Aquilegia vulgaris was historically used for herbal medicine. By treating infected wounds with Aquilegia teas and poultices.
However the consumption and internal use of Aquilegia is not recommended today.
While the most popular use of Aquilegia was for treating head lice, by grinding up the seeds and rubbing into lice-ridden hair.
Happily our modern chemists have less labour-intensive treatments on their shelf.


The name Aquilegia comes from Latin, where “aquila” is the word for Eagle.
Because the shape of the flower petals does indeed resemble the claw of an eagle. Aquilegia is therefore an apt name.
Aquilegias have also acquired many common names.
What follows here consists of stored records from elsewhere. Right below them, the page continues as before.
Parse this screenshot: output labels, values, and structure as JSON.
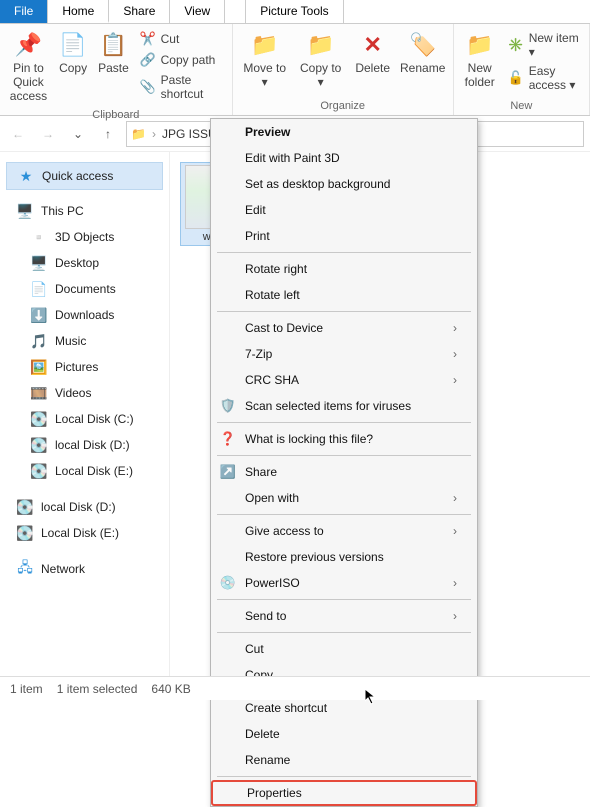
{
  "tabs": {
    "file": "File",
    "home": "Home",
    "share": "Share",
    "view": "View",
    "picture_tools": "Picture Tools"
  },
  "ribbon": {
    "clipboard": {
      "label": "Clipboard",
      "pin": "Pin to Quick access",
      "copy": "Copy",
      "paste": "Paste",
      "cut": "Cut",
      "copy_path": "Copy path",
      "paste_shortcut": "Paste shortcut"
    },
    "organize": {
      "label": "Organize",
      "move_to": "Move to ▾",
      "copy_to": "Copy to ▾",
      "delete": "Delete",
      "rename": "Rename"
    },
    "new": {
      "label": "New",
      "new_folder": "New folder",
      "new_item": "New item ▾",
      "easy_access": "Easy access ▾"
    }
  },
  "breadcrumb": {
    "folder": "JPG ISSUES",
    "chevron": "›"
  },
  "tree": {
    "quick_access": "Quick access",
    "this_pc": "This PC",
    "items": [
      {
        "label": "3D Objects",
        "icon": "cube-icon",
        "color": "#2b90d9"
      },
      {
        "label": "Desktop",
        "icon": "desktop-icon",
        "color": "#2b90d9"
      },
      {
        "label": "Documents",
        "icon": "document-icon",
        "color": "#7fbf5a"
      },
      {
        "label": "Downloads",
        "icon": "download-icon",
        "color": "#7fbf5a"
      },
      {
        "label": "Music",
        "icon": "music-icon",
        "color": "#2b90d9"
      },
      {
        "label": "Pictures",
        "icon": "picture-icon",
        "color": "#2b90d9"
      },
      {
        "label": "Videos",
        "icon": "video-icon",
        "color": "#6a6a6a"
      },
      {
        "label": "Local Disk (C:)",
        "icon": "drive-icon",
        "color": "#8a8a8a"
      },
      {
        "label": "local Disk (D:)",
        "icon": "drive-icon",
        "color": "#8a8a8a"
      },
      {
        "label": "Local Disk (E:)",
        "icon": "drive-icon",
        "color": "#8a8a8a"
      }
    ],
    "extra": [
      {
        "label": "local Disk (D:)",
        "icon": "drive-icon"
      },
      {
        "label": "Local Disk (E:)",
        "icon": "drive-icon"
      }
    ],
    "network": "Network"
  },
  "file": {
    "name": "w..."
  },
  "context_menu": {
    "groups": [
      [
        {
          "label": "Preview",
          "bold": true
        },
        {
          "label": "Edit with Paint 3D"
        },
        {
          "label": "Set as desktop background"
        },
        {
          "label": "Edit"
        },
        {
          "label": "Print"
        }
      ],
      [
        {
          "label": "Rotate right"
        },
        {
          "label": "Rotate left"
        }
      ],
      [
        {
          "label": "Cast to Device",
          "submenu": true
        },
        {
          "label": "7-Zip",
          "submenu": true
        },
        {
          "label": "CRC SHA",
          "submenu": true
        },
        {
          "label": "Scan selected items for viruses",
          "icon": "shield-orange-icon"
        }
      ],
      [
        {
          "label": "What is locking this file?",
          "icon": "question-icon"
        }
      ],
      [
        {
          "label": "Share",
          "icon": "share-icon"
        },
        {
          "label": "Open with",
          "submenu": true
        }
      ],
      [
        {
          "label": "Give access to",
          "submenu": true
        },
        {
          "label": "Restore previous versions"
        },
        {
          "label": "PowerISO",
          "icon": "disc-yellow-icon",
          "submenu": true
        }
      ],
      [
        {
          "label": "Send to",
          "submenu": true
        }
      ],
      [
        {
          "label": "Cut"
        },
        {
          "label": "Copy"
        }
      ],
      [
        {
          "label": "Create shortcut"
        },
        {
          "label": "Delete"
        },
        {
          "label": "Rename"
        }
      ],
      [
        {
          "label": "Properties",
          "highlight": true
        }
      ]
    ]
  },
  "status": {
    "count": "1 item",
    "selected": "1 item selected",
    "size": "640 KB"
  }
}
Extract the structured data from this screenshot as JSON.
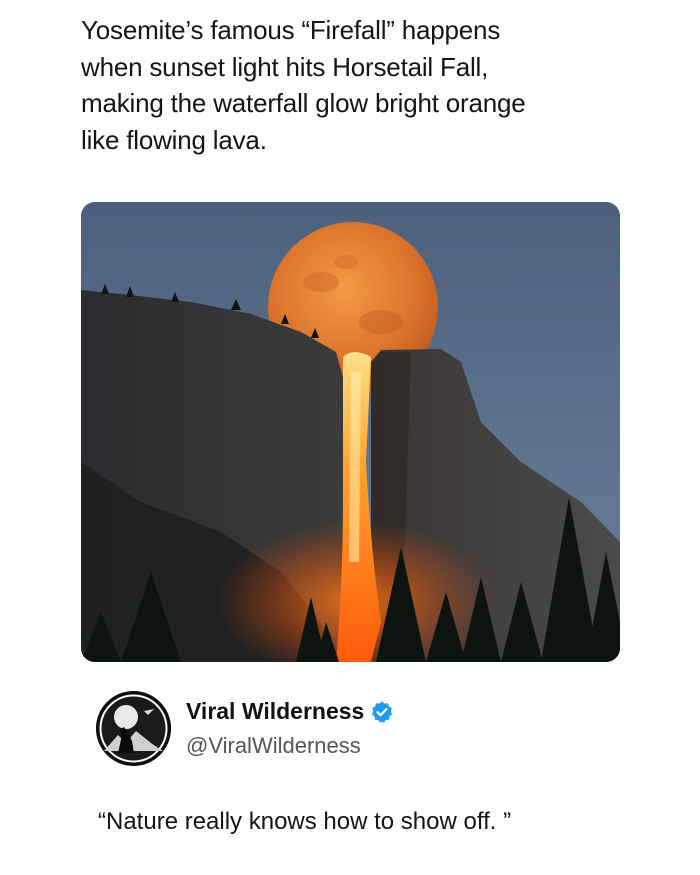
{
  "post": {
    "lines": [
      "Yosemite’s famous “Firefall” happens",
      "when sunset light hits Horsetail Fall,",
      "making the waterfall glow bright orange",
      "like flowing lava."
    ]
  },
  "photo": {
    "sky_color": "#5b6f88",
    "moon_color": "#e07a2a",
    "lava_color": "#ff8c1a"
  },
  "author": {
    "name": "Viral Wilderness",
    "handle": "@ViralWilderness",
    "verified": true,
    "badge_color": "#1d9bf0"
  },
  "quote": {
    "open_mark": "“",
    "text": "Nature really knows how to show off. ",
    "close_mark": "”"
  }
}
Because they have been loved, brought in from the wild, and treasured by gardeners over so many centuries.
The common name “Columbine” also comes from Latin. The Latin word “columba” means “dove”, and so by calling the flowers “Columbines” we refer to an Aquilegia bloom resembling five doves billing and cooing together.


Aquilegia vulgaris is native to the woodlands of Europe. Where it has developed many highly attractive varieties and forms. Because it was so widespread across the continent it has therefore developed excellent hardiness and adaptability.

Aquilegia vulgaris var. stellata ‘Black Barlow’ has been recently specifically bred for the commercial cut flower industry.